On Tue, 1 Aug 2000, Martin L. Shoemaker wrote:
> Sorry, but no. The issue here is not copyright but trademark. And according
> to claims on their Web site (as so kindly noted by Russ), "Dungeon" is
> indeed a trademark of Wizards of the Coast, Inc. Trademark does not prevent
> use of a term, just use in a particular domain. In this case, it's the
> domain of games. If I still had a copy of Dungeon (the old, old game, not
> the magazine), I would not be surprised to find that it was trademarked back
> then.
Ah, no it's not the domain of games, it's the domain of magazines. Not
the same thing.
IIRC the trademark for the game was that sort of weird font/artwork
version of the word "Dungeon", not just the word "Dungeon".

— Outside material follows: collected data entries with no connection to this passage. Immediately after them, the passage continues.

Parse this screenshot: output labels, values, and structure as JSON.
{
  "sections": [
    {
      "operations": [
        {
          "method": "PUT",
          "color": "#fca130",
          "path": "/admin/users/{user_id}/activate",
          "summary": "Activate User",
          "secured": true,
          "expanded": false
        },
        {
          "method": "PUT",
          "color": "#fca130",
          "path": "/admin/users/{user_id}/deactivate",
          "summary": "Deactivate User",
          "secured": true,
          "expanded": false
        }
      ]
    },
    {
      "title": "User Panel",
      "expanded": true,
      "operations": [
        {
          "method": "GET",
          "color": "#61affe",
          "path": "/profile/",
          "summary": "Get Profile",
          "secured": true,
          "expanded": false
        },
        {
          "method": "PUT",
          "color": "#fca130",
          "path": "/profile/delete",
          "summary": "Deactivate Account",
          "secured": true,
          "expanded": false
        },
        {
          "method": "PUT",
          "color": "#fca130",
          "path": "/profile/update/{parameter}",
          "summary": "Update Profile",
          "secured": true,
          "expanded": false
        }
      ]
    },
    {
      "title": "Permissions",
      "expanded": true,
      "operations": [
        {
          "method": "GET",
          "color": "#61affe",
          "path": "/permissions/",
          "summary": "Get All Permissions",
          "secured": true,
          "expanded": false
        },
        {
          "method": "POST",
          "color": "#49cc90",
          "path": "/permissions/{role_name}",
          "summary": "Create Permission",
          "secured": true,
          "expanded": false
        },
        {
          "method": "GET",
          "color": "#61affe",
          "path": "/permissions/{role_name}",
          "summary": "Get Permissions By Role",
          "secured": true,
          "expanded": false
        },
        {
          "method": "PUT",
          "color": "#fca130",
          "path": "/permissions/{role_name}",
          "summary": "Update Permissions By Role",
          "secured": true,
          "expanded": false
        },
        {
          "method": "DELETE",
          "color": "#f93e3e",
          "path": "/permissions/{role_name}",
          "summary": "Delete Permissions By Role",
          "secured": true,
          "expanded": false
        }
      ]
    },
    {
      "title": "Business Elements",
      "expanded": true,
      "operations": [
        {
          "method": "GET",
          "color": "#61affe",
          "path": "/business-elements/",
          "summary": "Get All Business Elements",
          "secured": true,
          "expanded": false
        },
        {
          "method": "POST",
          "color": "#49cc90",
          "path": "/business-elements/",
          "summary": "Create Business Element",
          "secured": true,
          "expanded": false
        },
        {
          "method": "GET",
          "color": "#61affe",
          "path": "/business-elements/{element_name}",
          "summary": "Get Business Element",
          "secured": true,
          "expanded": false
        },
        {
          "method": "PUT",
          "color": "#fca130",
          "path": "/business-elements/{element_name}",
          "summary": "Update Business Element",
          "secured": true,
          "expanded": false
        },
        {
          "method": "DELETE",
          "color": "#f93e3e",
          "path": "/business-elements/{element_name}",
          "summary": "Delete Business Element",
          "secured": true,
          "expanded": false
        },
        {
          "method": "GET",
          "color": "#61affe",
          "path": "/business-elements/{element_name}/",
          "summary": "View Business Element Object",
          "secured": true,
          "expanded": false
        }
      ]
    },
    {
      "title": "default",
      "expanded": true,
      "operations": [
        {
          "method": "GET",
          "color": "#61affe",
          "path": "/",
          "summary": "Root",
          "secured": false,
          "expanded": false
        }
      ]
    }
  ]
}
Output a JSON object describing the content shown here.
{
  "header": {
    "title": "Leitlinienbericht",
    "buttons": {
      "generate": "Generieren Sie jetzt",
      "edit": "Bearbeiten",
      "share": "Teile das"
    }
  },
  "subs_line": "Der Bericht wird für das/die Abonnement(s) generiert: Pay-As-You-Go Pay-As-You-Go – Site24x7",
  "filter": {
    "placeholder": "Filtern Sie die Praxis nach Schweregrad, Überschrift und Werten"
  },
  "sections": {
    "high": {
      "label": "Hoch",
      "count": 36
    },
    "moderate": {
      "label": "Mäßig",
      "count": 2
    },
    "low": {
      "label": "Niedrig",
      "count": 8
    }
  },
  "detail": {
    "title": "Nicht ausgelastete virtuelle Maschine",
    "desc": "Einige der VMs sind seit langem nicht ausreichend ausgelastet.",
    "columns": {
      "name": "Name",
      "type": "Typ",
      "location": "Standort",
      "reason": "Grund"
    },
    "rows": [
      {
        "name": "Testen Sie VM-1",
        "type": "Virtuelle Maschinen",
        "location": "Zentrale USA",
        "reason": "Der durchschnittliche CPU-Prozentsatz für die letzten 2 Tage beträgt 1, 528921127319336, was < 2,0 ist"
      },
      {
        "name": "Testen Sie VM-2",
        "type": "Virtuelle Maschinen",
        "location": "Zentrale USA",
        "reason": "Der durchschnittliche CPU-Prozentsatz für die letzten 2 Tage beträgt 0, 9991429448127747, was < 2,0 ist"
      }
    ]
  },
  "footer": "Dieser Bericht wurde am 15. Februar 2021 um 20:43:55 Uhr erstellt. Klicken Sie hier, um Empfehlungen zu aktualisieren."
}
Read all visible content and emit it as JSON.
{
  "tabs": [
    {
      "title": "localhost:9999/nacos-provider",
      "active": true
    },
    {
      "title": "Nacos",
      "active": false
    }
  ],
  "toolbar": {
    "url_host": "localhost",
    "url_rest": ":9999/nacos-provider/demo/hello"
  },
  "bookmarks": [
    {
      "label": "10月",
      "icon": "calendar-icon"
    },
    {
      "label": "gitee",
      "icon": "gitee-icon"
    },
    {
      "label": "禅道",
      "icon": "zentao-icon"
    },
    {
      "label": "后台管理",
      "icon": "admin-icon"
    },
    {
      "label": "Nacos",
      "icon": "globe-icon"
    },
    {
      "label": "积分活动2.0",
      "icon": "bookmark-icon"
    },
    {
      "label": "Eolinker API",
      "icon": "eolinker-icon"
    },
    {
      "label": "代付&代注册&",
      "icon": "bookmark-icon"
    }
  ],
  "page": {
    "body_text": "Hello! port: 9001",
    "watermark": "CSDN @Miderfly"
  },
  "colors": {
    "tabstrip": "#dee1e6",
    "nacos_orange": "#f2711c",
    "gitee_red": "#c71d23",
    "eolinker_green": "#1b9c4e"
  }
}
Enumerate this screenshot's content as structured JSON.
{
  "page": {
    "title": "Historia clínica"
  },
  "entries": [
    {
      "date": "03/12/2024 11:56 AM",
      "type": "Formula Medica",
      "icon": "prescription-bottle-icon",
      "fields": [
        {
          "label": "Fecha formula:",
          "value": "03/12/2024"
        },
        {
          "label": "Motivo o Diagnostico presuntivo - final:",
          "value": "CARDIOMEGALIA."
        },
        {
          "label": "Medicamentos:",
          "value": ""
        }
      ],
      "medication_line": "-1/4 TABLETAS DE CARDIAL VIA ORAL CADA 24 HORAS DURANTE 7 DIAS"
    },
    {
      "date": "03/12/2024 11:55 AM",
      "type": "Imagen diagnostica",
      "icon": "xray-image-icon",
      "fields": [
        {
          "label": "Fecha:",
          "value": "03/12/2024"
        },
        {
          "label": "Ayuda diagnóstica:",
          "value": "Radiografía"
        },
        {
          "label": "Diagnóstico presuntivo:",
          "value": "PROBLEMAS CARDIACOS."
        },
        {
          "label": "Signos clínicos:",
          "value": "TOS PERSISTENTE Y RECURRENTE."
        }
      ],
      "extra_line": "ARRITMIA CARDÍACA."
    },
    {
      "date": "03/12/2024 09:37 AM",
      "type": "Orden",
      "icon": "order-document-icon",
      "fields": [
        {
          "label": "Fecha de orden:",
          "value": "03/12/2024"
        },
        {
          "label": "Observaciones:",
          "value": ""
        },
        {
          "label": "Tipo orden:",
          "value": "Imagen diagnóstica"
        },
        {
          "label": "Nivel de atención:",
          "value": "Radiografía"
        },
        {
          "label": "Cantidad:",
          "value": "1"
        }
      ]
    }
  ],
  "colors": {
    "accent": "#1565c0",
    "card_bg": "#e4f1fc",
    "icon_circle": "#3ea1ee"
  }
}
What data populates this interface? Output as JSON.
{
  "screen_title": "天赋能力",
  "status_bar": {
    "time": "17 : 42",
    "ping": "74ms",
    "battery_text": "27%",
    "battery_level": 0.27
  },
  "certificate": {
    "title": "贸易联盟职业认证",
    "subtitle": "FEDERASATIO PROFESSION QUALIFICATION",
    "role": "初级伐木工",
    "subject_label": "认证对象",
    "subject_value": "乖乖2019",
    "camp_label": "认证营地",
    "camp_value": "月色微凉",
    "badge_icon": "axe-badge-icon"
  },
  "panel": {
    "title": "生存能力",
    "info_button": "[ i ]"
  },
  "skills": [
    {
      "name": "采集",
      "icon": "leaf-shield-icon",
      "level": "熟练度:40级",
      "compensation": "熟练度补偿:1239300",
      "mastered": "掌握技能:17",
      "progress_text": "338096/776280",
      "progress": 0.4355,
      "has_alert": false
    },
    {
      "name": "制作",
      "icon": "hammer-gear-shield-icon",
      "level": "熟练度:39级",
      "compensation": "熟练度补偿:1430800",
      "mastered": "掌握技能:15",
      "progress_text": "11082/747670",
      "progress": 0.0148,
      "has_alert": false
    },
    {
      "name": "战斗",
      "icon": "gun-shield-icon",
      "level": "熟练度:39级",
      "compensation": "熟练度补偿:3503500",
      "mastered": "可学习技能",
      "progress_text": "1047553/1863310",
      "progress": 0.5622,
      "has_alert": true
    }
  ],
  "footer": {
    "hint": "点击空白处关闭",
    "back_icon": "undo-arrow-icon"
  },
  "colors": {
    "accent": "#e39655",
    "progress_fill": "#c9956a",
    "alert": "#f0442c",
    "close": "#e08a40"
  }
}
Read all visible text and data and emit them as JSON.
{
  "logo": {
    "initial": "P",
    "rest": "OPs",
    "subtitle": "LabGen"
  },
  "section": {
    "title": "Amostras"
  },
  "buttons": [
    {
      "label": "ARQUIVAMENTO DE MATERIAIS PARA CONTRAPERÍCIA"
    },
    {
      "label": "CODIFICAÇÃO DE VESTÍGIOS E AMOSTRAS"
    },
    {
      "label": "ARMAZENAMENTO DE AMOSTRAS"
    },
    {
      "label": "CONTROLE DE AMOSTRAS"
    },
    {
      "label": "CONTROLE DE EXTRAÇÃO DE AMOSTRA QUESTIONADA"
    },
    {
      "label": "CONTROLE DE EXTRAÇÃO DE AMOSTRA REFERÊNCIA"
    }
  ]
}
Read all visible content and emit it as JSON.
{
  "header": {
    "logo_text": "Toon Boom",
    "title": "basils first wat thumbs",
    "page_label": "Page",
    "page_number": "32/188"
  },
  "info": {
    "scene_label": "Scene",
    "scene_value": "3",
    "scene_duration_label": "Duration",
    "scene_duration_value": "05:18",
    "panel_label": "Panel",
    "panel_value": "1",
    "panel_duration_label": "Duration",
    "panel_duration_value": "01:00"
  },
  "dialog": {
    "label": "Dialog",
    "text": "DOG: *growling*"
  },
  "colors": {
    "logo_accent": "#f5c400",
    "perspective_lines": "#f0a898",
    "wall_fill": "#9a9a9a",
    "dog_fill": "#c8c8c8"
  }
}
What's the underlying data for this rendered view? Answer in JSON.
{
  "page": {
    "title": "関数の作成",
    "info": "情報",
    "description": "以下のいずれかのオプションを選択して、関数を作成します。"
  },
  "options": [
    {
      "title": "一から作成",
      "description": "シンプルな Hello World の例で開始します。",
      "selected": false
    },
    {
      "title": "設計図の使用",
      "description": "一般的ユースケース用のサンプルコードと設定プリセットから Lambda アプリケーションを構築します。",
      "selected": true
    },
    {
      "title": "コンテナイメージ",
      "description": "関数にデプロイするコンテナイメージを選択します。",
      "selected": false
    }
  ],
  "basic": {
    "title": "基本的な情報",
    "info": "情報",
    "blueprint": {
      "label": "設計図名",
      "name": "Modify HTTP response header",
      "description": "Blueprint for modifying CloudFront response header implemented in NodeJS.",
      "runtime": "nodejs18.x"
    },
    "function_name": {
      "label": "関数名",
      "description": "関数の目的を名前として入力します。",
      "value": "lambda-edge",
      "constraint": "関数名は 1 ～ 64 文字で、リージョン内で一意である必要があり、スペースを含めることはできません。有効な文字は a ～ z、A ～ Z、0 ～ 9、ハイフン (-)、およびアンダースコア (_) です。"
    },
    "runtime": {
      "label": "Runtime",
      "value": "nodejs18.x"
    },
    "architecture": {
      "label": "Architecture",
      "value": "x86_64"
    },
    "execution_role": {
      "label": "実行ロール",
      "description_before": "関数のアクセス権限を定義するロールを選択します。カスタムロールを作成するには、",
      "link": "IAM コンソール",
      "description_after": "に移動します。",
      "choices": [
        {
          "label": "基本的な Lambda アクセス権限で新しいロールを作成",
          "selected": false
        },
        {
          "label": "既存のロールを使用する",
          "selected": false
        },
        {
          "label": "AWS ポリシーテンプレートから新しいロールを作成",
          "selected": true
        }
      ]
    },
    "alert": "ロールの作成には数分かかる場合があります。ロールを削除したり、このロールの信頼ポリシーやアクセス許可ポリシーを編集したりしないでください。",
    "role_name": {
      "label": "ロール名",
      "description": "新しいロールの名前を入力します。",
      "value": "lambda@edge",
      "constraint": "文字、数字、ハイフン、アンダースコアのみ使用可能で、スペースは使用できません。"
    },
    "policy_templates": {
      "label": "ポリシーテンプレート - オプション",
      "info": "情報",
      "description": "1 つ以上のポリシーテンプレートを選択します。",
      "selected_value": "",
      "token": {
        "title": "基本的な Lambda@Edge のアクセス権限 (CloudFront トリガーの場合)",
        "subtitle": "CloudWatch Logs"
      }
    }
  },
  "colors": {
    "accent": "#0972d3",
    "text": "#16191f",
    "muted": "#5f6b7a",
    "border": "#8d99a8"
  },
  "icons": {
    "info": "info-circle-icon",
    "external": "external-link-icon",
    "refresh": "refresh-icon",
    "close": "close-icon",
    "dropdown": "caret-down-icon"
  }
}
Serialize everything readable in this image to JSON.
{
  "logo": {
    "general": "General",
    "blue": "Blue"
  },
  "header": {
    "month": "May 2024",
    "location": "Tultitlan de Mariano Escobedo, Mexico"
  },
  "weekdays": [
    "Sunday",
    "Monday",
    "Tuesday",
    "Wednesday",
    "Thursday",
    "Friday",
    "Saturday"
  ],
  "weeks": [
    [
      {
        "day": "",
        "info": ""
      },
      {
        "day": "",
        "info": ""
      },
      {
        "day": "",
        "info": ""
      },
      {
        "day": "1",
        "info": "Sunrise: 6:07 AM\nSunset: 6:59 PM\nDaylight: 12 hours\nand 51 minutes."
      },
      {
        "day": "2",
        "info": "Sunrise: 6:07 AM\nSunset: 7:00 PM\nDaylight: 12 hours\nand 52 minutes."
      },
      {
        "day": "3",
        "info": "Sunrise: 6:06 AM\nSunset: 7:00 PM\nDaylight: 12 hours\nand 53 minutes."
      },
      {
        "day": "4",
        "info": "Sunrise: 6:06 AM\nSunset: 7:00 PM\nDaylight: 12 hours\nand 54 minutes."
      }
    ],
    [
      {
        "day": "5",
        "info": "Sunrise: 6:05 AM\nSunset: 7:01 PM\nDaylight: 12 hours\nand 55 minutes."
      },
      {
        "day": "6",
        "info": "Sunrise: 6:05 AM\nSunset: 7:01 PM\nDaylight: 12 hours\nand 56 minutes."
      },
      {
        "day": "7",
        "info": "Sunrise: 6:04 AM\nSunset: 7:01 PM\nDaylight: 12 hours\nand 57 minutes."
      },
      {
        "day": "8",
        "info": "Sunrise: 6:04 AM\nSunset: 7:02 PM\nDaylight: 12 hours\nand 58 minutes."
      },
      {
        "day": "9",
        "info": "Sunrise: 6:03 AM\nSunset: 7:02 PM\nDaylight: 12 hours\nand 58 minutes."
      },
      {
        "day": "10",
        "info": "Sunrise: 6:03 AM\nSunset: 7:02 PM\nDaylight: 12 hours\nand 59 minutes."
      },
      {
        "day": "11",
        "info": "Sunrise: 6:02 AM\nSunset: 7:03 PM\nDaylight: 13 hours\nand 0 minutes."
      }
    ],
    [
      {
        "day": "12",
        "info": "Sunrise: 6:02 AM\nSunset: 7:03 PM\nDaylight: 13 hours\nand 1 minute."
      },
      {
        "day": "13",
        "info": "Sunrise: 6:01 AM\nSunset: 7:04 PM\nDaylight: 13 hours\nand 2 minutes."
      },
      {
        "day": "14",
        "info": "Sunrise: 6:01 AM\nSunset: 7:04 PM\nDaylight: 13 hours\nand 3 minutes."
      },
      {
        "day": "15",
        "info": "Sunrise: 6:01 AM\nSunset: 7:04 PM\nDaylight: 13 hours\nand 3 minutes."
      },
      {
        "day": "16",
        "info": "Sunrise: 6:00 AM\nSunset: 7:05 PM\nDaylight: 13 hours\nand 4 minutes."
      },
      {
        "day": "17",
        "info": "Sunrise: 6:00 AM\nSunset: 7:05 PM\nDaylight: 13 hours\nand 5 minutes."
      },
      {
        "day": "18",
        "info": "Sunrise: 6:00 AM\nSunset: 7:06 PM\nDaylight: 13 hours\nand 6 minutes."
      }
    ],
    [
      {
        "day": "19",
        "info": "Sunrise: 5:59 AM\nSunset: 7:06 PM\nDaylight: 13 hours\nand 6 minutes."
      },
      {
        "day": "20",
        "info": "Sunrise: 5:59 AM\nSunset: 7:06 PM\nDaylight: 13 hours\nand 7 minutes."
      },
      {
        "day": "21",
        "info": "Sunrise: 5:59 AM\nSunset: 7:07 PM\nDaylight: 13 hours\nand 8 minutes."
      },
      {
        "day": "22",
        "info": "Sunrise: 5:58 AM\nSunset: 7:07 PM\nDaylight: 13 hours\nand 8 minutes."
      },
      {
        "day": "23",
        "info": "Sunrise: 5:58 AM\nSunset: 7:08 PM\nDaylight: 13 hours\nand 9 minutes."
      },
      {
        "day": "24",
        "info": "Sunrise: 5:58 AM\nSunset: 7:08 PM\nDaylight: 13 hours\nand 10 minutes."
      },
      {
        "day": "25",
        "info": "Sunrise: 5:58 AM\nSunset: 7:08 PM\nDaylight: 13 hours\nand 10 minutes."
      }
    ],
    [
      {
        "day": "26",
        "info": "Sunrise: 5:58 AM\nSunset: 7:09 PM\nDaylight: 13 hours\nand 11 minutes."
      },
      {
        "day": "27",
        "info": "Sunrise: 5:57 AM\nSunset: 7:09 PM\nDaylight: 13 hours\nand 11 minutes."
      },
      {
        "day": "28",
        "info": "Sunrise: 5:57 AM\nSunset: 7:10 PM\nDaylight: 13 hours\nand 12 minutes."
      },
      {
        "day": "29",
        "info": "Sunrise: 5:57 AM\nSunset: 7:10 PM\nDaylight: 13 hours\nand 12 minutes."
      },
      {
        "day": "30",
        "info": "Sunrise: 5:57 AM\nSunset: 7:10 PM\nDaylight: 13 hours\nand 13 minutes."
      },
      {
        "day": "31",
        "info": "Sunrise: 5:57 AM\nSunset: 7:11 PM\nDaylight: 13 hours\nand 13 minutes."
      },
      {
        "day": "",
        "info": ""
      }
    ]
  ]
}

> No. You can trademark names, not copyright them. And given that terms like
> "Apple" and "Colt" are trademarks within specific domains, maybe it's
> possible to trademark "Steve" as the name of -- say -- an automobile. That
> wouldn't mean that Messrs. Jobs and Wosniack have to go and change their
> names. It simply means that nobody else can make Steve-mobiles.
LOL, I give you R.E.O. Speedwagon as proof you can mix cars and rock and
roll bands trademarks...
--
http://www.spellbooksoftware.com
If guns are outlawed can we use swords?